Personal information
- Full name: Louis Arthur Frederick Weigall
- Born: 14 December 1873 Marylebone, Middlesex, England
- Died: 13 February 1957 (aged 83) Folkestone, Kent, England
- Batting: Unknown
- Bowling: Unknown
- Relations: Gerry Weigall (brother) Evelyn Weigall (brother)

Domestic team information
- 1907–1914: Lincolnshire
- 1917/18–1919/20: Europeans

Career statistics
| Competition | First-class |
| Matches | 7 |
| Runs scored | 171 |
| Batting average | 13.15 |
| 100s/50s | –/1 |
| Top score | 57 |
| Balls bowled | 221 |
| Wickets | 5 |
| Bowling average | 31.80 |
| 5 wickets in innings | – |
| 10 wickets in match | – |
| Best bowling | 2/41 |
| Catches/stumpings | 4/– |
- Source: ESPNcricinfo, 17 February 2019

= Louis Weigall =

English cricketer and British Army officer

Louis Arthur Frederick Weigall (14 December 1873 – 13 February 1957) was an English first-class cricketer and British Army Officer. Weigall served in the Royal Lincolnshire Regiment and the South Staffordshire Regiment during the First World War, and later played first-class cricket in British India.

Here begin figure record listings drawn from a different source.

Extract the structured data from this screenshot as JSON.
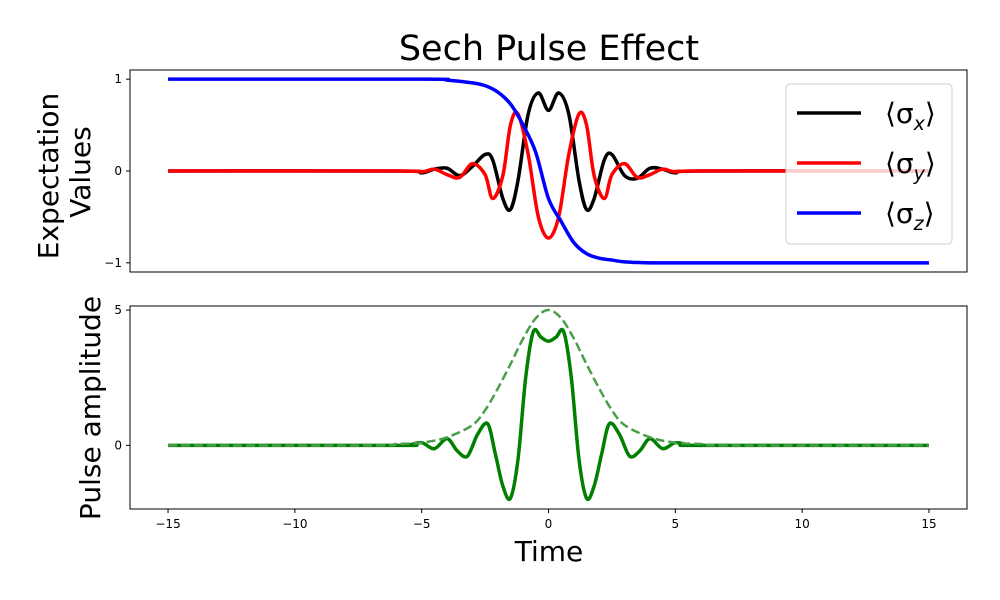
{
  "chart_data": [
    {
      "type": "line",
      "title": "Sech Pulse Effect",
      "xlabel": "",
      "ylabel": [
        "Expectation",
        "Values"
      ],
      "xlim": [
        -16.5,
        16.5
      ],
      "ylim": [
        -1.1,
        1.1
      ],
      "yticks": [
        1,
        0,
        -1
      ],
      "ytick_labels": [
        "1",
        "0",
        "−1"
      ],
      "legend": "top-right",
      "series": [
        {
          "name": "⟨σx⟩",
          "legend_main": "⟨σ",
          "legend_sub": "x",
          "legend_close": "⟩",
          "color": "#000000",
          "x": [
            -15,
            -6,
            -5,
            -4.5,
            -4,
            -3.5,
            -3,
            -2.5,
            -2.2,
            -1.8,
            -1.5,
            -1.2,
            -0.8,
            -0.4,
            0,
            0.4,
            0.8,
            1.2,
            1.5,
            1.8,
            2.2,
            2.5,
            3,
            3.5,
            4,
            4.5,
            5,
            6,
            15
          ],
          "values": [
            0,
            0,
            -0.02,
            0.02,
            0.03,
            -0.05,
            0.05,
            0.18,
            0.12,
            -0.3,
            -0.42,
            -0.1,
            0.62,
            0.85,
            0.66,
            0.85,
            0.62,
            -0.1,
            -0.42,
            -0.3,
            0.12,
            0.18,
            -0.05,
            -0.08,
            0.03,
            0.02,
            -0.02,
            0,
            0
          ]
        },
        {
          "name": "⟨σy⟩",
          "legend_main": "⟨σ",
          "legend_sub": "y",
          "legend_close": "⟩",
          "color": "#ff0000",
          "x": [
            -15,
            -6,
            -5,
            -4.5,
            -4,
            -3.5,
            -3,
            -2.5,
            -2.2,
            -1.8,
            -1.5,
            -1.2,
            -0.8,
            -0.4,
            0,
            0.4,
            0.8,
            1.2,
            1.5,
            1.8,
            2.2,
            2.5,
            3,
            3.5,
            4,
            4.5,
            5,
            6,
            15
          ],
          "values": [
            0,
            0,
            -0.01,
            0.02,
            -0.04,
            -0.07,
            0.08,
            -0.04,
            -0.3,
            -0.05,
            0.5,
            0.62,
            0.18,
            -0.5,
            -0.73,
            -0.5,
            0.18,
            0.62,
            0.5,
            -0.05,
            -0.3,
            -0.04,
            0.08,
            -0.07,
            -0.04,
            0.02,
            -0.01,
            0,
            0
          ]
        },
        {
          "name": "⟨σz⟩",
          "legend_main": "⟨σ",
          "legend_sub": "z",
          "legend_close": "⟩",
          "color": "#0000ff",
          "x": [
            -15,
            -5,
            -4,
            -3,
            -2.5,
            -2,
            -1.5,
            -1,
            -0.5,
            0,
            0.5,
            1,
            1.5,
            2,
            2.5,
            3,
            4,
            5,
            15
          ],
          "values": [
            1,
            1,
            0.99,
            0.96,
            0.93,
            0.86,
            0.73,
            0.5,
            0.2,
            -0.3,
            -0.55,
            -0.78,
            -0.9,
            -0.95,
            -0.97,
            -0.99,
            -1.0,
            -1.0,
            -1.0
          ]
        }
      ]
    },
    {
      "type": "line",
      "title": "",
      "xlabel": "Time",
      "ylabel": [
        "Pulse amplitude"
      ],
      "xlim": [
        -16.5,
        16.5
      ],
      "ylim": [
        -2.35,
        5.15
      ],
      "xticks": [
        -15,
        -10,
        -5,
        0,
        5,
        10,
        15
      ],
      "xtick_labels": [
        "−15",
        "−10",
        "−5",
        "0",
        "5",
        "10",
        "15"
      ],
      "yticks": [
        5,
        0
      ],
      "ytick_labels": [
        "5",
        "0"
      ],
      "series": [
        {
          "style": "solid",
          "color": "#008000",
          "x": [
            -15,
            -6,
            -5.5,
            -5,
            -4.5,
            -4,
            -3.6,
            -3.2,
            -2.8,
            -2.4,
            -2.1,
            -1.8,
            -1.5,
            -1.2,
            -0.9,
            -0.6,
            -0.3,
            0,
            0.3,
            0.6,
            0.9,
            1.2,
            1.5,
            1.8,
            2.1,
            2.4,
            2.8,
            3.2,
            3.6,
            4,
            4.5,
            5,
            5.5,
            6,
            15
          ],
          "values": [
            0,
            0,
            0.02,
            0.1,
            -0.12,
            0.25,
            -0.2,
            -0.4,
            0.4,
            0.8,
            -0.3,
            -1.5,
            -1.95,
            -0.5,
            2.5,
            4.2,
            4.0,
            3.85,
            4.0,
            4.2,
            2.5,
            -0.5,
            -1.95,
            -1.5,
            -0.3,
            0.8,
            0.4,
            -0.4,
            -0.2,
            0.25,
            -0.12,
            0.1,
            0.02,
            0,
            0
          ]
        },
        {
          "style": "dashed",
          "color": "#4a9e4a",
          "x": [
            -15,
            -7,
            -6,
            -5,
            -4,
            -3,
            -2.5,
            -2,
            -1.5,
            -1,
            -0.5,
            0,
            0.5,
            1,
            1.5,
            2,
            2.5,
            3,
            4,
            5,
            6,
            7,
            15
          ],
          "values": [
            0,
            0.0,
            0.05,
            0.1,
            0.3,
            0.75,
            1.3,
            2.1,
            3.0,
            3.95,
            4.7,
            5.0,
            4.7,
            3.95,
            3.0,
            2.1,
            1.3,
            0.75,
            0.3,
            0.1,
            0.05,
            0.0,
            0
          ]
        }
      ]
    }
  ]
}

==Early life and military career==
Born in Marylebone, Middlesex, Weigall was son of a Victorian artist, Henry Weigall (best known for his portrait of Benjamin Disraeli in 1878–1879), and his wife, Lady Rose Sophia Mary Fane, daughter of John Fane, 11th Earl of Westmorland, and wife Priscilla Anne Wellesley-Pole. Through his mother, he was connected to the Duke of Wellington. A younger brother was Lieutenant Colonel Sir William Ernest George Archibald Weigall, 1st Baronet, KCMG, a Conservative Member of Parliament who was Governor of South Australia. One of his older brothers was the cricketer Gerry Weigall (born Gerald John Villiers Weigall). Another brother, Evelyn, was also first-class cricketer.

Weigall was educated at Wellington College, before enlisting in the Rifle Brigade as a Second Lieutenant in December 1892. He was promoted to the rank of lieutenant in October 1893, with promotion to captain following in February 1898. He transferred to the Royal Berkshire Regiment in that same year.

Weigall ran a fishing company in Grimsby during the first decade of the 1900s, with the company ceasing to trade in 1909. Being located in Grimsby meant he played minor counties cricket for Lincolnshire from 1907-1914, making eight appearances in the Minor Counties Championship.

==World War I and first-class cricket==
Weigall served during the First World War as a captain in the Lincolnshire Regiment, though he was seconded to the South Staffordshire Regiment in January 1917. During his secondment he was promoted to the rank of major in December 1917. He served in British India with the South Staffordshire Regiment, during which he made his debut in first-class cricket for the Europeans against the Parsees at Bombay in December 1917.

Weigall spent two years in India playing first-class cricket. He played for Lord Willingdon's XI in March 1918. In the days before India had Test status, Weigall played a first-class match in November 1918 for England against India at Bombay, playing alongside his brother Gerry. The match was a mock Test match celebrating the signing of the armistice to halt the war. He played seven first-class matches in India, scoring 171 runs at an average of 13.15, with a high score of 57. As a bowler, he also took 5 wickets.

He died at Folkestone on 13 February 1957.